Ignacio Garcia-Julia, director of the forum, noted that “the first 11 articles of this law constitute an attack on the freedom of thought in matters related to sexual education.”

“It is an attack on the right of parents to educate their children freely in a subject matter as sensitive as emotional and sexual formation.  All schools will be required to offer classes on this based on a particular vision that is promoted by the most radical segments of the left,” Garcia-Julia said.

In response, the forum has launched a campaign to get information out to over a million people in cities across Spain.

It has also created a special commission to “gather the concerns of parents and channel lawsuits and legal challenges against schools or other facilities that attempt to impose a specific vision of sexuality.”

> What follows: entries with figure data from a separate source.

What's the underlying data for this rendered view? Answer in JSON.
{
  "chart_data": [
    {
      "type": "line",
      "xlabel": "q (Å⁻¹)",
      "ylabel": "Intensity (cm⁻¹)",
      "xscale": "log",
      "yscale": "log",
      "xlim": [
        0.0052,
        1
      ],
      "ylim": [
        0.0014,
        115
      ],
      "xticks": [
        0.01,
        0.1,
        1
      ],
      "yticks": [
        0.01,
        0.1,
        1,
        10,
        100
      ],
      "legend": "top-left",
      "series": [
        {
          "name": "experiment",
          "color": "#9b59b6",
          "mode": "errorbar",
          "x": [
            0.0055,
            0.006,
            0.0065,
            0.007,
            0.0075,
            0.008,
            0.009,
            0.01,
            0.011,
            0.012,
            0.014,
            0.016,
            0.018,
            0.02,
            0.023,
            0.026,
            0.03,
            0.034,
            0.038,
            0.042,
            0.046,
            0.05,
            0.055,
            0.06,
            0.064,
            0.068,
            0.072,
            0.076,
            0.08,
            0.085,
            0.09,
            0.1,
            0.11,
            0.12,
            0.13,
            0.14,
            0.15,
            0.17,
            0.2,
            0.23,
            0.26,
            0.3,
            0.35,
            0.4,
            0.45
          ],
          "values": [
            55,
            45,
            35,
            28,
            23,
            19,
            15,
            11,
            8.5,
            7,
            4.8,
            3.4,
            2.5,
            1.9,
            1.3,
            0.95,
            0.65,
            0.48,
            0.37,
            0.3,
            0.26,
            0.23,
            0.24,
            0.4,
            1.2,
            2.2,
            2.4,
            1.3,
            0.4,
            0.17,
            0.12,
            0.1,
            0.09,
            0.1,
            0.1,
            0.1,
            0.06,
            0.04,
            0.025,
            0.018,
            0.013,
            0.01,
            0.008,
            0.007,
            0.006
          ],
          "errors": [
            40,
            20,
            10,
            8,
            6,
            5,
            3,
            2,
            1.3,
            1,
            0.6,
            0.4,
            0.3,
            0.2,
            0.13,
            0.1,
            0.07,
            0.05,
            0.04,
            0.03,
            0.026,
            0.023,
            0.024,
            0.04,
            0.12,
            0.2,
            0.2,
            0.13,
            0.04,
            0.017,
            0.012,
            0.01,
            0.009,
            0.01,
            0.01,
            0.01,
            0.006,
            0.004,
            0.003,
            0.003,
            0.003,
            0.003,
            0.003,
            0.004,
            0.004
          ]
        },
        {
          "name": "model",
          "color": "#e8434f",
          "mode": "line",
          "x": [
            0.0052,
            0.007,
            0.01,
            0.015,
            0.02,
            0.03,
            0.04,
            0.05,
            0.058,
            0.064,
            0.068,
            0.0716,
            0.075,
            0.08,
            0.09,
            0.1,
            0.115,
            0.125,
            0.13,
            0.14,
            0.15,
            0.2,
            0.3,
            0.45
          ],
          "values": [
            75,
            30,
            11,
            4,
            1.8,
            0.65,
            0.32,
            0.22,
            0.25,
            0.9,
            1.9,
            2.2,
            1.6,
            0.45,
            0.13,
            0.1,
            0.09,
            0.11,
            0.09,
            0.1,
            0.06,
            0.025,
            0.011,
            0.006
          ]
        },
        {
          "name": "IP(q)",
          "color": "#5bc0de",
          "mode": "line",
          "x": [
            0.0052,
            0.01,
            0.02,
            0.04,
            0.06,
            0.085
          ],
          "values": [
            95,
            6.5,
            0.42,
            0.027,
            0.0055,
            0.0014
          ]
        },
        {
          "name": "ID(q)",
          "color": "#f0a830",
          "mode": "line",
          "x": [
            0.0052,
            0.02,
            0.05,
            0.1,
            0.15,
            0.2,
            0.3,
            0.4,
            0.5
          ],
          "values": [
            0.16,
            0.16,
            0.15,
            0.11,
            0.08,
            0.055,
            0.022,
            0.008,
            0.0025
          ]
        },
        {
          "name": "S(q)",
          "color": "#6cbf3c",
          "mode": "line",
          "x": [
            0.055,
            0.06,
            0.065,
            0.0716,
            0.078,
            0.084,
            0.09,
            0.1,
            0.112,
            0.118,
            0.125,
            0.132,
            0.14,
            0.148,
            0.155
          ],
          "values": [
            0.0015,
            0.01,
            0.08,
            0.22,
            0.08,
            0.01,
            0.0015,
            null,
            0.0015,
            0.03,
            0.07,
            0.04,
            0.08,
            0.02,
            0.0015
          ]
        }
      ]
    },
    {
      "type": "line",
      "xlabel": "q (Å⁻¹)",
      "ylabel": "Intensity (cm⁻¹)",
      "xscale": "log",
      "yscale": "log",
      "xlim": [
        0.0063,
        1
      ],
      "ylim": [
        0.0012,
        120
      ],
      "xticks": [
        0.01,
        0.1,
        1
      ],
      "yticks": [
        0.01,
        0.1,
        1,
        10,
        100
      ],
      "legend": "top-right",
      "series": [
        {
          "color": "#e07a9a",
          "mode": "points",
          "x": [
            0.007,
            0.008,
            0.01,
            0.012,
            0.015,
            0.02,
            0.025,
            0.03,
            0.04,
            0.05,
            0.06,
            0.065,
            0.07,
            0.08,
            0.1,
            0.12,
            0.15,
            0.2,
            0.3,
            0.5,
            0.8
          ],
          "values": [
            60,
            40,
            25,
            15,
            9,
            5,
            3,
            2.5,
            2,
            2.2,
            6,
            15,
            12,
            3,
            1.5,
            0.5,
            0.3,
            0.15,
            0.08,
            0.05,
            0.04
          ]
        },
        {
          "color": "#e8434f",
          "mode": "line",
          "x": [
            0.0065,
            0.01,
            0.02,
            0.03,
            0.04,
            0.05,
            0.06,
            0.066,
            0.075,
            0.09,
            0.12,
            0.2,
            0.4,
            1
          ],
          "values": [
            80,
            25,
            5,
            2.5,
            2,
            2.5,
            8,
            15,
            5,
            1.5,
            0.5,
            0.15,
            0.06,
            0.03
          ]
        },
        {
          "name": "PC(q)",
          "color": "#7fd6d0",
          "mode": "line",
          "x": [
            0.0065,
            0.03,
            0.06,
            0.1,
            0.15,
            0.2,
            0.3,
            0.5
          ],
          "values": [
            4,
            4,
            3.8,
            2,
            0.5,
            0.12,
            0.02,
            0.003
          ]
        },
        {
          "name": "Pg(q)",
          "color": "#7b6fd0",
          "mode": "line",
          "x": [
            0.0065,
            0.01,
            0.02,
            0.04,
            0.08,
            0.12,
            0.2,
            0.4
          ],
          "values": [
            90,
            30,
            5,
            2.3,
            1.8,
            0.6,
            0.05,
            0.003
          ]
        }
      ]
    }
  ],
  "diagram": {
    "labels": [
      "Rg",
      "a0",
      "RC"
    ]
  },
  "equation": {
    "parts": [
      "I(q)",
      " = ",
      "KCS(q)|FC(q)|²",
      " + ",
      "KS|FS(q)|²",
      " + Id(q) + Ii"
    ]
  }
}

Garcia-Julia noted that in Spain, “there are diverse forms of understanding sexuality,” and therefore, “imposing gender perspective as law in the teaching of this material is something incompatible with the ideological neutrality that is required of public administrations in this area.”

He added that the legislation in Spain follows a similar law in France, “that has been on the books for 10 years and that has had the opposite effect: more abortions and the increased spread of sexually transmitted diseases.”

What Spain needs is greater assistance for mothers  and not “laws that liberalize practices such as abortion,” he concluded.